Mnist cnn image classification example

  • Load mnist data
    • Show some samples
  • Define simple cnn model
    • Test the code ... Train the model and print progress information ... Test the accuracy of the model
  • Persist the work for future use
    • Save the model ... Load the model ... Predict one image with the loaded model

Different frameworks

Openai gym cartople reinforcement (qdn) example

  • Small network that can learn to solve CartPole environment with reinforcement learning
  • Code is supposed to be clear and generalizable. Not the most optimized reinforcement learning for this problem.

Different frameworks

Cats and dogs, finetuning a pretrained model

  • Load data and set up basic data transformations
  • Use pretrained convolutional layers from vgg16 and finetune simple top on that.
  • Show some sample predictions

Different frameworks

What to pay attention to while looking through the code/notebooks

Keras feels the most beginner coder friendly. It's nice that when you are defining the model you don't have to calculate the layer's input sizes manually. Fitting prints nice progress to the notebook. Saving and loading a model is straight forward.
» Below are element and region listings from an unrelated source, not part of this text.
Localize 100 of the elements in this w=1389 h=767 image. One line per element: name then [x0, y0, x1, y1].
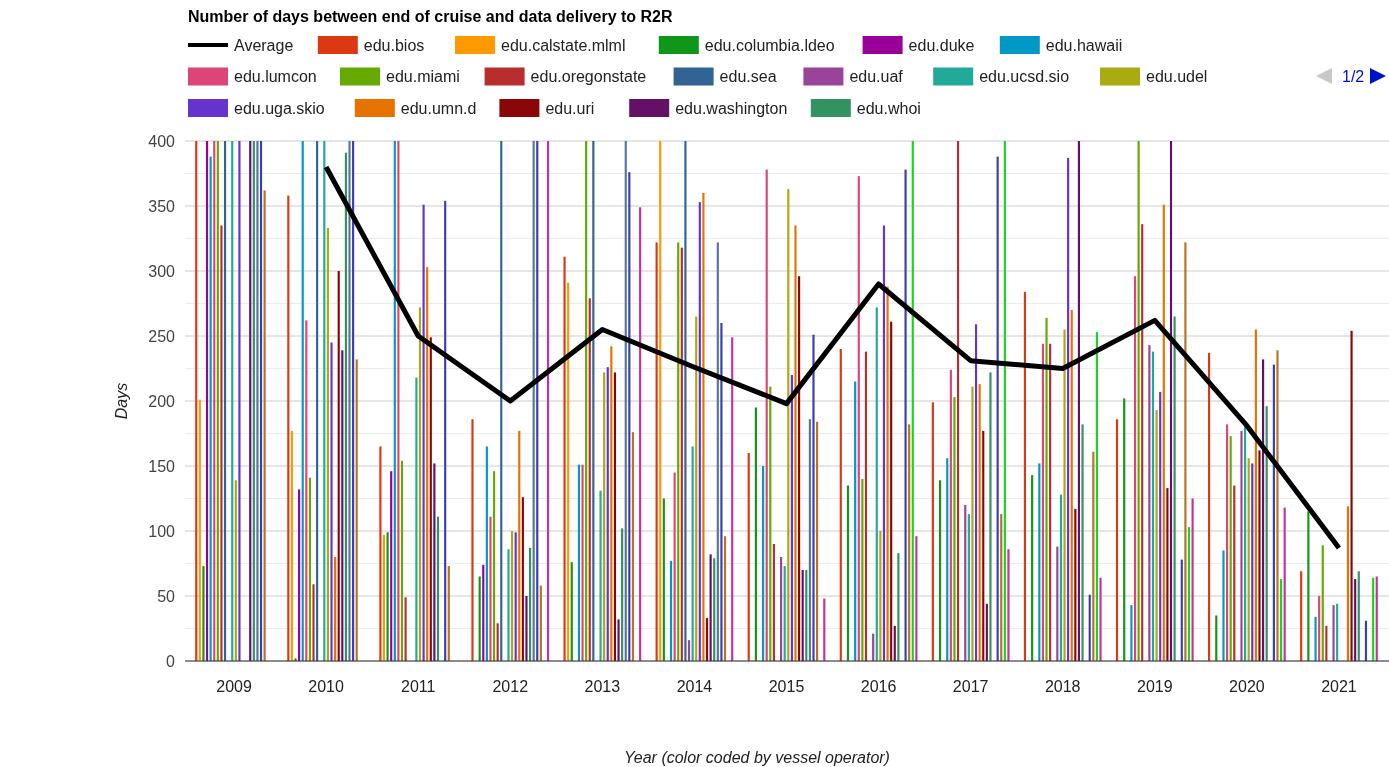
bar — [209, 156, 212, 661]
bar — [433, 463, 436, 661]
bar — [1038, 463, 1041, 661]
bar — [890, 321, 893, 661]
bar — [1059, 494, 1063, 661]
bar — [436, 516, 440, 661]
bar — [195, 141, 198, 661]
bar — [1244, 424, 1247, 661]
bar — [1233, 485, 1236, 661]
bar — [1173, 316, 1176, 661]
bar — [1364, 620, 1368, 661]
legend-label: edu.ucsd.sio — [979, 68, 1070, 86]
bar — [1254, 329, 1257, 661]
bar — [205, 141, 209, 661]
bar — [1077, 141, 1081, 661]
bar — [539, 585, 542, 661]
bar — [673, 472, 676, 661]
bar — [772, 544, 775, 661]
bar — [1023, 291, 1027, 661]
bar — [348, 141, 351, 661]
bar — [337, 271, 340, 661]
bar — [709, 554, 712, 661]
bar — [908, 424, 911, 661]
bar — [382, 534, 386, 661]
bar — [1187, 527, 1191, 661]
x-tick-label: 2012 — [492, 678, 529, 695]
bar — [1007, 549, 1010, 661]
bar — [762, 466, 765, 661]
bar — [801, 570, 804, 661]
x-tick-label: 2018 — [1044, 678, 1081, 695]
bar — [1081, 424, 1084, 661]
bar — [518, 430, 521, 661]
bar — [1099, 577, 1102, 661]
bar — [723, 536, 727, 661]
bar — [308, 477, 311, 661]
bar — [1031, 475, 1034, 661]
bar — [422, 204, 425, 661]
bar — [312, 584, 315, 661]
bar — [1354, 579, 1357, 661]
y-tick-label: 50 — [157, 587, 176, 605]
bar — [931, 402, 934, 661]
bar — [1095, 332, 1098, 661]
bar — [904, 169, 907, 661]
bar — [294, 658, 297, 661]
legend-label: edu.oregonstate — [530, 68, 647, 86]
bar — [599, 490, 602, 661]
bar — [985, 603, 988, 661]
x-tick-label: 2019 — [1137, 678, 1173, 695]
bar — [581, 464, 584, 661]
bar — [1141, 224, 1144, 661]
bar — [521, 497, 524, 661]
bar — [864, 351, 868, 661]
bar — [1240, 430, 1243, 661]
bar — [478, 576, 481, 661]
bar — [1067, 157, 1070, 661]
bar — [1045, 317, 1048, 661]
bar — [1184, 242, 1187, 661]
bar — [702, 193, 705, 661]
text: 1/2 — [1342, 67, 1365, 85]
bar — [1063, 329, 1066, 661]
bar — [787, 189, 790, 661]
bar — [546, 141, 550, 661]
bar — [705, 618, 709, 661]
bar — [259, 141, 263, 661]
legend-label: edu.lumcon — [234, 68, 317, 86]
bar — [379, 446, 382, 661]
bar — [639, 207, 642, 661]
bar — [1208, 352, 1211, 661]
bar — [404, 597, 407, 661]
bar — [882, 225, 886, 661]
legend-label: edu.hawaii — [1045, 36, 1123, 54]
bar — [989, 372, 992, 661]
bar — [613, 372, 617, 661]
bar — [1151, 351, 1155, 661]
bar — [341, 350, 344, 661]
bar — [655, 242, 658, 661]
chart-title: Number of days between end of cruise and data delivery to R2R — [188, 8, 674, 25]
y-axis-title: Days — [113, 382, 130, 420]
bar — [624, 141, 627, 661]
bar — [1226, 424, 1229, 661]
bar — [1280, 579, 1283, 661]
bar — [1180, 559, 1183, 661]
bar — [525, 596, 528, 661]
bar — [1318, 596, 1321, 661]
bar — [1191, 498, 1194, 661]
bar — [996, 156, 999, 661]
bar — [510, 531, 514, 661]
bar — [839, 349, 842, 661]
bar — [949, 369, 952, 661]
bar — [323, 141, 326, 661]
bar — [669, 560, 673, 661]
bar — [444, 200, 447, 661]
x-tick-label: 2009 — [216, 678, 252, 695]
bar — [1247, 458, 1250, 661]
bar — [911, 141, 914, 661]
bar — [393, 141, 396, 661]
bar — [967, 514, 970, 661]
bar — [621, 528, 624, 661]
bar — [316, 141, 319, 661]
legend-label: edu.sea — [719, 68, 777, 86]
Pytorch feels very pythonic. Everything requires a bit more code but it's simple to write and easy to debug. Most flexible option as the network was dynamic.

TensorFlow was very hard to code and debug. Even though TF seems to have most candy on the top, for example serving models in production environments or tensorboard visualization, the basic development was unintuitive. Separation of the graph definition and the graph usage complicated the development especially in notebook environment. It was too easy to forget to reset or initialize the graph and get some weird errors.